Patterns of zolpidem use among Iraq and Afghanistan veterans: A retrospective cohort analysis
Although concern exists regarding the adverse effects and rate of zolpidem use, especially long-term use, limited information is available concerning patterns of zolpidem use. To examine the prevalence and correlates of zolpidem exposure in Iraq and Afghanistan Veterans (IAVs). A retrospective cohort study of zolpidem prescriptions was performed with National Veterans Health Administration (VHA) data. We gathered national VA inpatient, outpatient, and pharmacy data files for IAV's who received VA care between fiscal years (FY) 2013 and 2014. The VA pharmacy database was used to identify the prevalence of long term (>30 days), high-dose zolpidem exposure (>10mg immediate-release; >12.5mg extended-release) and other medications received in FY14. Baseline characteristics (demographics, diagnoses) were identified in FY13. Bivariate and multivariable analyses were used to examine the demographic, clinical, and medication correlates of zolpidem use.

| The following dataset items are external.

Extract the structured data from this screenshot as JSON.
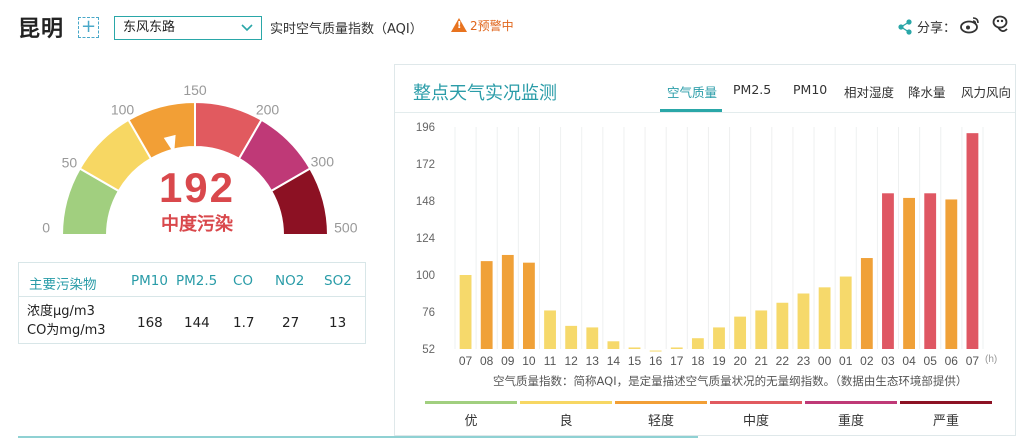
{
  "header": {
    "city": "昆明",
    "add_label": "+",
    "station": "东风东路",
    "aqi_title": "实时空气质量指数（AQI）",
    "warning_count": "2预警中",
    "share_label": "分享："
  },
  "gauge": {
    "value": "192",
    "level": "中度污染",
    "scale_labels": [
      "0",
      "50",
      "100",
      "150",
      "200",
      "300",
      "500"
    ],
    "segment_colors": [
      "#a1cf7f",
      "#f7d763",
      "#f29f36",
      "#e15a5f",
      "#bf3977",
      "#8c1123"
    ],
    "needle_fraction": 0.42
  },
  "pollutants": {
    "header_label": "主要污染物",
    "unit_line1": "浓度μg/m3",
    "unit_line2": "CO为mg/m3",
    "items": [
      {
        "name": "PM10",
        "value": "168"
      },
      {
        "name": "PM2.5",
        "value": "144"
      },
      {
        "name": "CO",
        "value": "1.7"
      },
      {
        "name": "NO2",
        "value": "27"
      },
      {
        "name": "SO2",
        "value": "13"
      }
    ]
  },
  "panel": {
    "title": "整点天气实况监测",
    "tabs": [
      {
        "label": "空气质量",
        "active": true
      },
      {
        "label": "PM2.5",
        "active": false
      },
      {
        "label": "PM10",
        "active": false
      },
      {
        "label": "相对湿度",
        "active": false
      },
      {
        "label": "降水量",
        "active": false
      },
      {
        "label": "风力风向",
        "active": false
      }
    ],
    "note": "空气质量指数：简称AQI，是定量描述空气质量状况的无量纲指数。（数据由生态环境部提供）"
  },
  "chart_data": {
    "type": "bar",
    "categories": [
      "07",
      "08",
      "09",
      "10",
      "11",
      "12",
      "13",
      "14",
      "15",
      "16",
      "17",
      "18",
      "19",
      "20",
      "21",
      "22",
      "23",
      "00",
      "01",
      "02",
      "03",
      "04",
      "05",
      "06",
      "07"
    ],
    "values": [
      100,
      109,
      113,
      108,
      77,
      67,
      66,
      57,
      53,
      51,
      53,
      59,
      66,
      73,
      77,
      82,
      88,
      92,
      99,
      111,
      153,
      150,
      153,
      149,
      192
    ],
    "xlabel_unit": "(h)",
    "yticks": [
      52,
      76,
      100,
      124,
      148,
      172,
      196
    ],
    "ylim": [
      52,
      196
    ],
    "grid": "vertical",
    "colors": {
      "good": "#f6d96b",
      "light": "#f0a138",
      "moderate": "#df5763"
    }
  },
  "legend": [
    {
      "label": "优",
      "color": "#a1cf7f"
    },
    {
      "label": "良",
      "color": "#f7d763"
    },
    {
      "label": "轻度",
      "color": "#f29f36"
    },
    {
      "label": "中度",
      "color": "#e15a5f"
    },
    {
      "label": "重度",
      "color": "#bf3977"
    },
    {
      "label": "严重",
      "color": "#8c1123"
    }
  ]
}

Of 493,683 IAVs who received VHA care in FY 2013 and 2014, 7.6% (n = 37,422) were prescribed zolpidem in FY 2014. Women had lower odds of high-dose zolpidem exposure than men. The majority (77.3%) of IAVs who received zolpidem prescriptions had long-term use with an average days' supply of 189.3 days and a minority (0.9%) had high-dose exposure. In multivariable analyses, factors associated with long-term zolpidem exposure included age greater than 29 years old, PTSD, insomnia, Selim Index, physical 2-3 conditions, opioids, antidepressants, benzodiazepines, atypical antipsychotics, and stimulants. High dose exposure was associated with PTSD, depression, substance use disorder, insomnia, benzodiazepines, atypical antipsychotics, and stimulant prescriptions. The current practices of insomnia pharmacotherapy in IAVs fall short of the clinical guidelines and may reflect high-risk zolpidem prescribing practices that put Iraq and Afghanistan Veterans at risk for adverse effects of zolpidem and poor health outcomes.